I recently read How to Dance Forever by Daniel Nagrin. This book was published in 1988, when Nagrin was in his sixties and still an actively performing professional dancer. What fascinated me most about this book was not the physical requirements for staying in a physically demanding job, but the practical guidelines and personal philosophy behind longevity. I fully intend to teach yoga and dance forever, so this was a great read for me! I wish that somehow there was a more recent edition that answers some of the questions Nagrin poses about recovery from injuries and training, because I feel like progress has been made in that area, and also some of the nutrition and training information is outdated.
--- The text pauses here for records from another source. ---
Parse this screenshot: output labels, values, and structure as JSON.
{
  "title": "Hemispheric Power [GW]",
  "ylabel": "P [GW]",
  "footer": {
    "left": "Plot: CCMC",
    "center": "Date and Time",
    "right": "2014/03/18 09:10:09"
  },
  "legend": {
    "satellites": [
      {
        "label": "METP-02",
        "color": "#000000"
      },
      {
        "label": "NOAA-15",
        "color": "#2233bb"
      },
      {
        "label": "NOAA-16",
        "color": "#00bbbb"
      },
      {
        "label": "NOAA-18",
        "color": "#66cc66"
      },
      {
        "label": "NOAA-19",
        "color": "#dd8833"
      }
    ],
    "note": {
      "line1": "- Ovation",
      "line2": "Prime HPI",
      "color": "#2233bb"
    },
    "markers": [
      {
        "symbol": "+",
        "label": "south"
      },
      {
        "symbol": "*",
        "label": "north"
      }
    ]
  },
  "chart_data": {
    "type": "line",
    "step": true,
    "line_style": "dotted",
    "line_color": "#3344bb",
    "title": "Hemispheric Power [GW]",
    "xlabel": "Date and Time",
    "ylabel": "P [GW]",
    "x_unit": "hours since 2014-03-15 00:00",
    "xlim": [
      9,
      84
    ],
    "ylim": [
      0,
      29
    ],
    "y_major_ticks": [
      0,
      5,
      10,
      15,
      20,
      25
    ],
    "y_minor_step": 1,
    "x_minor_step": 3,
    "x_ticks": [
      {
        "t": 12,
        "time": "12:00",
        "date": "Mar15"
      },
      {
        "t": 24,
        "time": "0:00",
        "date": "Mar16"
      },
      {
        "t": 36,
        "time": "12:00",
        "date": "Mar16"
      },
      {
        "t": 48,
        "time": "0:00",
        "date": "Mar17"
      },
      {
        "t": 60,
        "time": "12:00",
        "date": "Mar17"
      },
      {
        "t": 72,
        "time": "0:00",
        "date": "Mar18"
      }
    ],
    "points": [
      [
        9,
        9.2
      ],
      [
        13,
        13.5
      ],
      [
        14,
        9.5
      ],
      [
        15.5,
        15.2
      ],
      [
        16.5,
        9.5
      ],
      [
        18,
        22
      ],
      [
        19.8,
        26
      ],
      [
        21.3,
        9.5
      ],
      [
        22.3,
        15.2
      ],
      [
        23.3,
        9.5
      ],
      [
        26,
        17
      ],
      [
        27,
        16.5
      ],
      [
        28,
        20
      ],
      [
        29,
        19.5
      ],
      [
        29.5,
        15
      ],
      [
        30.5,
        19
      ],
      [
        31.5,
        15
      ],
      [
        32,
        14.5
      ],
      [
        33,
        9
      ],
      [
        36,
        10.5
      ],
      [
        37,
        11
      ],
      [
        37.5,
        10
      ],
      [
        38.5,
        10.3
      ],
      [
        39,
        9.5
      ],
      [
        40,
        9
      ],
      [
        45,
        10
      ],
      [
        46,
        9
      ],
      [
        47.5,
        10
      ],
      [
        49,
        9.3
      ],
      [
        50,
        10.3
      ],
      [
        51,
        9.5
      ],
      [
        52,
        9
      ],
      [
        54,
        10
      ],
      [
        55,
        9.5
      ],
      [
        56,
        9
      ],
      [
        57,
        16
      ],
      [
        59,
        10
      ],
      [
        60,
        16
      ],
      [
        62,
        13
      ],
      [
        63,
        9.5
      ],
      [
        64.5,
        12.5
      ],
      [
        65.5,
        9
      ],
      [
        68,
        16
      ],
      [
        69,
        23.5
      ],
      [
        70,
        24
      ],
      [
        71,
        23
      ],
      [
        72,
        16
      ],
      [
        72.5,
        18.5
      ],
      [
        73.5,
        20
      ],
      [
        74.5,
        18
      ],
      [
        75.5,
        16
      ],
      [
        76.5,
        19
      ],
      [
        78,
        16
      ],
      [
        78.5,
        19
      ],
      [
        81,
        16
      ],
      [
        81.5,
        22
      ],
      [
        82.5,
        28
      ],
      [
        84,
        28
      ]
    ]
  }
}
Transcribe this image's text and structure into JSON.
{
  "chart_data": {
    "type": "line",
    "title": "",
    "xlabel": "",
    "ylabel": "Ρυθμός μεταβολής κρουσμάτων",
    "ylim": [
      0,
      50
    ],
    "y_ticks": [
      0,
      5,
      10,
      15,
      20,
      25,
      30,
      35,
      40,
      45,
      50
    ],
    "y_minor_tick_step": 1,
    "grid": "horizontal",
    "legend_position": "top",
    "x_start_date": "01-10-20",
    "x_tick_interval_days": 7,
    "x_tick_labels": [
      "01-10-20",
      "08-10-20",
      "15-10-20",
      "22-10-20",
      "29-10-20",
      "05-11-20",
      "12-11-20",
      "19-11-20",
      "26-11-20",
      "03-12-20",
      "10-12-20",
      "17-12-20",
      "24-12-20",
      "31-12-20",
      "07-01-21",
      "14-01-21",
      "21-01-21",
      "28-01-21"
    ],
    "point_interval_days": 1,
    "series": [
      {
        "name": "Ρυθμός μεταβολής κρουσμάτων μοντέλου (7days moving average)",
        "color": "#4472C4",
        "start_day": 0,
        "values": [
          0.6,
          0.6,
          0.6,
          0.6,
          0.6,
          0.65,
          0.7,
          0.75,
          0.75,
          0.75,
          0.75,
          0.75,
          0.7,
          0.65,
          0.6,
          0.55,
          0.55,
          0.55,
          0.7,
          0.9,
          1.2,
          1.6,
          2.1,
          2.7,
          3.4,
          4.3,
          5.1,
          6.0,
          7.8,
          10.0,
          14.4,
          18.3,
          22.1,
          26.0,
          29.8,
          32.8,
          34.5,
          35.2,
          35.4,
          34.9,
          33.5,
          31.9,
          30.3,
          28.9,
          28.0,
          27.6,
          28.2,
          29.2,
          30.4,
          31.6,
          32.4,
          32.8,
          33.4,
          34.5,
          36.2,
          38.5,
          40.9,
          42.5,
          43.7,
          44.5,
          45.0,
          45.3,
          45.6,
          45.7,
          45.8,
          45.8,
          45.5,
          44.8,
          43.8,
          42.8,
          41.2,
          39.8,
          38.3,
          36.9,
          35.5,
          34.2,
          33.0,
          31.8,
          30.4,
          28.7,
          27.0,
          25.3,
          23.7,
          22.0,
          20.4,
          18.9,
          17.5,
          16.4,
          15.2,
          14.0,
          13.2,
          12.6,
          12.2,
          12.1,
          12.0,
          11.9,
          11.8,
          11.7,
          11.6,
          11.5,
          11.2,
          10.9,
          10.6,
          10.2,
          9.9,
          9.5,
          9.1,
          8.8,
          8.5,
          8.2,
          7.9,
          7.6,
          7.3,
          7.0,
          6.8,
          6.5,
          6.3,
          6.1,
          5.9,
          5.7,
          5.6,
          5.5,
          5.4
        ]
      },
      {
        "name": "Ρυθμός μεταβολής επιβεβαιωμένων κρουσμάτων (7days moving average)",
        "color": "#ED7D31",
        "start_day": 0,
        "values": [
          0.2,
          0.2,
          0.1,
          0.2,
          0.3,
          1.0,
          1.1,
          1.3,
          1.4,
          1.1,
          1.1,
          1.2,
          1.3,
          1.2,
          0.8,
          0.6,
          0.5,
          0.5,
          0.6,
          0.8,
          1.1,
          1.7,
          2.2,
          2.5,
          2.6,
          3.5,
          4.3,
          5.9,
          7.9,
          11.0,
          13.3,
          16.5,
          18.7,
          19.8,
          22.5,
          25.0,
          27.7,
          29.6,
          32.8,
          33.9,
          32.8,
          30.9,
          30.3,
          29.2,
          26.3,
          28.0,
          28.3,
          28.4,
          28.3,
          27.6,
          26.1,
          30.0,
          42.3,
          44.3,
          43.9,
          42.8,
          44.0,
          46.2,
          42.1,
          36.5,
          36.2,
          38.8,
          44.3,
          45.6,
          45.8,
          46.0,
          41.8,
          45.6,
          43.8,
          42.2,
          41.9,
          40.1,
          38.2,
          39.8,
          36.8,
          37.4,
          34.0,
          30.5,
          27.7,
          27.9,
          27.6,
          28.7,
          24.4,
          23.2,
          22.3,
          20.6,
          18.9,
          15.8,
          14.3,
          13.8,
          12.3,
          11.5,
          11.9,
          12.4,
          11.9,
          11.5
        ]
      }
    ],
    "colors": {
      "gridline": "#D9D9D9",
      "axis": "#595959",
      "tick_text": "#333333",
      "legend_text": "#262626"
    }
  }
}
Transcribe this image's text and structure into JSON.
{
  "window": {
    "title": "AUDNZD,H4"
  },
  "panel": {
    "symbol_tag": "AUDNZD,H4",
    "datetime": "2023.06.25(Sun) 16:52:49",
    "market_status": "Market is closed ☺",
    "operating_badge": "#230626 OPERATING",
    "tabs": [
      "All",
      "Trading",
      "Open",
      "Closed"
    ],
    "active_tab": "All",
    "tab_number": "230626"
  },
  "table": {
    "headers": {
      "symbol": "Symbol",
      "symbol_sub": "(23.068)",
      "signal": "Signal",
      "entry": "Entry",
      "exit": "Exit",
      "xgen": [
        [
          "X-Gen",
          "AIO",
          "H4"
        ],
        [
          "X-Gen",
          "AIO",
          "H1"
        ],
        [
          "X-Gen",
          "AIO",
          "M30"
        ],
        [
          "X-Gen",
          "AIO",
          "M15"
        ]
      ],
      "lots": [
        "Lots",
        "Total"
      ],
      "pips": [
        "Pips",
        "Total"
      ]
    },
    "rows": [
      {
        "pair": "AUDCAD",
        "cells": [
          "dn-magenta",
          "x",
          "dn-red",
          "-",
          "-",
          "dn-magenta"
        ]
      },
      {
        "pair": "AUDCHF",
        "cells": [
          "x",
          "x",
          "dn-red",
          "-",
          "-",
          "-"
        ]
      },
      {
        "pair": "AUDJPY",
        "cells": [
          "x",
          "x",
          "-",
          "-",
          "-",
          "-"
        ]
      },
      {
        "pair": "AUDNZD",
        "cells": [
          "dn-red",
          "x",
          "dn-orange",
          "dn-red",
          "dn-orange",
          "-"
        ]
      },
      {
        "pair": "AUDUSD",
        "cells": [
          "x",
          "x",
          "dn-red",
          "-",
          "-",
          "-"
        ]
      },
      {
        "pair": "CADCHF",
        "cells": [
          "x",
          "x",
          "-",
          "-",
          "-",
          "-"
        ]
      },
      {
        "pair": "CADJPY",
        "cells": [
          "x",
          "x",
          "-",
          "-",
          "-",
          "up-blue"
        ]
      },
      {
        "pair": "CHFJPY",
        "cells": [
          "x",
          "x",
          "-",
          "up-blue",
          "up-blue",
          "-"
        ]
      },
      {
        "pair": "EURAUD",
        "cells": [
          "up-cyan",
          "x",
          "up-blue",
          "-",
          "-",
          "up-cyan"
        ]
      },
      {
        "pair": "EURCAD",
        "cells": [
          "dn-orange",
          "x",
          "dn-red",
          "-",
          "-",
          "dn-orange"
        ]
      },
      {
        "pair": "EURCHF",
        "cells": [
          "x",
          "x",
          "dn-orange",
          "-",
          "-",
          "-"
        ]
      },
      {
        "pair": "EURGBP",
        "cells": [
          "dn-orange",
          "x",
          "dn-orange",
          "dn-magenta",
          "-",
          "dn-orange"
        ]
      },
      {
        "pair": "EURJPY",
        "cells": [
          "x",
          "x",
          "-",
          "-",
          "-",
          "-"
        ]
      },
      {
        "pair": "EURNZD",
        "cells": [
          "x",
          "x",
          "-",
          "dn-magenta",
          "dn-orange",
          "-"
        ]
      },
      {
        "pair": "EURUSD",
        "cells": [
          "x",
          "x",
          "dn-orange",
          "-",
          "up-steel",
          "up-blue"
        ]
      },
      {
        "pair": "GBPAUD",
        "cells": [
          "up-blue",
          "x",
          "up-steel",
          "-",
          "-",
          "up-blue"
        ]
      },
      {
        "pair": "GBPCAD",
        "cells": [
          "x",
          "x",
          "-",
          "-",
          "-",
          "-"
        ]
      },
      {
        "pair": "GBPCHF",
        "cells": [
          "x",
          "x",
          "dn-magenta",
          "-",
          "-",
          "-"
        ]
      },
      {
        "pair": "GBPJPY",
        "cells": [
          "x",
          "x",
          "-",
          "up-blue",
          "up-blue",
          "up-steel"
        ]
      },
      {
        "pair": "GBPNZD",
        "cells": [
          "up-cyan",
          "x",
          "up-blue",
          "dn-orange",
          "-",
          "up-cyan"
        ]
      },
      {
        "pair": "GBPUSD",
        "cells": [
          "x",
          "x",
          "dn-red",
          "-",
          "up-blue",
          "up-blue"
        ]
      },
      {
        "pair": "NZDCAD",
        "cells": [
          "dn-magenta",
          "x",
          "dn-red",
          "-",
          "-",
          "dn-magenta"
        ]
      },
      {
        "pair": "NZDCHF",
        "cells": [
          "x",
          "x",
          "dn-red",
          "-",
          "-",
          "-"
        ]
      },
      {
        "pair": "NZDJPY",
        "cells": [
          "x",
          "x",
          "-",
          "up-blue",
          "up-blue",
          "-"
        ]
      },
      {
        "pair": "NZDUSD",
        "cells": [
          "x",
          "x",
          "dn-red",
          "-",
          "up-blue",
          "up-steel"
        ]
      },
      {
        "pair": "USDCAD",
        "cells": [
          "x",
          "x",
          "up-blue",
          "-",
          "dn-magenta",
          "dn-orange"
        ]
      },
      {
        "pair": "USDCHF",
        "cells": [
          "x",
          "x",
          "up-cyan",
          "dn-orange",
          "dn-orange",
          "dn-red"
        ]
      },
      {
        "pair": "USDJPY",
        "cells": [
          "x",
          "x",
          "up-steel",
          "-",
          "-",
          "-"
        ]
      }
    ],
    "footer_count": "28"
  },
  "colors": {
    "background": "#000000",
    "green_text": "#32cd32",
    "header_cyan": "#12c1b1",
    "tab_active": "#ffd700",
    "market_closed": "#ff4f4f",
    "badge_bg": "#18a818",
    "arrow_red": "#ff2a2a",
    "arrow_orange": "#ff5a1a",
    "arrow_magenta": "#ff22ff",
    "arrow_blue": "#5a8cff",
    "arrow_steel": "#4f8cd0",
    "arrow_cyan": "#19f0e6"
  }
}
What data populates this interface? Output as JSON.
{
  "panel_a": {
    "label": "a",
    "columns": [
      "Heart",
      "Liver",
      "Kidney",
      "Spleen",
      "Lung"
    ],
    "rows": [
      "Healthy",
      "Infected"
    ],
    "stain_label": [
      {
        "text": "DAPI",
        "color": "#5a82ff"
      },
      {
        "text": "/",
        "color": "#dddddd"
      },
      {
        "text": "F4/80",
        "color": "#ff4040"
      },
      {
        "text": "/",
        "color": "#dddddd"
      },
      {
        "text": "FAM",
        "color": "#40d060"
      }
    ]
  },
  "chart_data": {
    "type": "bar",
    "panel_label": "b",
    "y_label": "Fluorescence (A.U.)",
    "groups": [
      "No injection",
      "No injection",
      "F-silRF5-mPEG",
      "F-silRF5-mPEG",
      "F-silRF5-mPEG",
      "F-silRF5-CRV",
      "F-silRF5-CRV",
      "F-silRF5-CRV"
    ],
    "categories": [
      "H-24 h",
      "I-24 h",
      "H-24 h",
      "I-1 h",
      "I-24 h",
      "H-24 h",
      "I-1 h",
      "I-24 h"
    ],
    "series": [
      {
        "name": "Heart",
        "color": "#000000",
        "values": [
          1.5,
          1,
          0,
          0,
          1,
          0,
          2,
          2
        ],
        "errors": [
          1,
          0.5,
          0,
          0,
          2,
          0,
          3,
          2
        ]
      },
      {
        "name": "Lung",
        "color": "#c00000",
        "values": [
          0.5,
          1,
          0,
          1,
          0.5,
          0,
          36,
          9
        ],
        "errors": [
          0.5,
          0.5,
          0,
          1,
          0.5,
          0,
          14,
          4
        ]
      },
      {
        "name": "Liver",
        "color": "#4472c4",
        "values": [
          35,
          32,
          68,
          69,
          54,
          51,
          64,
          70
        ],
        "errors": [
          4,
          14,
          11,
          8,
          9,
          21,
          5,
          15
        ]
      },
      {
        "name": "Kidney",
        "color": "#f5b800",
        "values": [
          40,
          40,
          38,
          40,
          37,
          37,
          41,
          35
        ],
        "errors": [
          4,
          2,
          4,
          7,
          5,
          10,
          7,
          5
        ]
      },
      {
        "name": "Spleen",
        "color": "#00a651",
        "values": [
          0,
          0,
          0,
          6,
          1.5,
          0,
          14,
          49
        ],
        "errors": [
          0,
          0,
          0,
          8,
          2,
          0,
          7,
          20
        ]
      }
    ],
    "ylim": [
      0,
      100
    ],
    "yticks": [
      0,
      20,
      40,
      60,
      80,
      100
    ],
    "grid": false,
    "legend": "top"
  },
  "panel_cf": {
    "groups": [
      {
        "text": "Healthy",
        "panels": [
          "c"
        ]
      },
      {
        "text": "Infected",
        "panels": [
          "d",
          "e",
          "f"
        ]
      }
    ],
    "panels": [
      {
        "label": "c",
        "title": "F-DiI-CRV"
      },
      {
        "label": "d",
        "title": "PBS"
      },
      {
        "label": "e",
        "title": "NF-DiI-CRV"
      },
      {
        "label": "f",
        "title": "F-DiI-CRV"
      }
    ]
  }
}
I was inspired to pick up this book when my troupemate, Amy, posted a link to his chapter on "Noise" in a blog post she wrote. Noise is all the obstacles that you yourself generate in your head that prevent you from being a better dancer and a better student. He points out that it's actually really selfish to allow noise to create a false wall around yourself that you claim you can't change. I like this a lot. I have my own bad learner habits that I'm working through and now I am at least not making excuses about it. I recently picked up regular classes again with the super sweet and talented Belladonna, which is a fun challenge for me. I do have to learn longer combinations than I'm used to, on top of that she is asking me to add emotional expression to what I'm doing. I don't have time to get hung up on the fact that this is difficult, I just soldier on through it and DO.
And of course this comes around to yoga practice/classes, too. If you are serious about advancing your practice, there is just no time to get hung up on listening to your inner critic or otherwise let your small mind derail yourself from the task at hand: learning. And if there is no space for that your own judgement of yourself, there is certainly no space to be gawking around the room and seeing what other people are up to. When you stop letting all that Noise affect you, everything seems possible! I'm totally excited by that prospect. Whatever I want to achieve through my dance is there for the taking!
Nagrin's personal perspective, supported by his subsequent survey of dancers, is that spiritual and mental health is just as important for longevity and injury prevention and recovery as is the physical training. I feel strongly about this as well, and that is why I believe yoga is a powerful complement to dancing. Nagrin's voice is encouraging and conversational, and in spite of the fact that it's a bit dated at this point, it's a lovely read that I'd recommend to dancers of any age.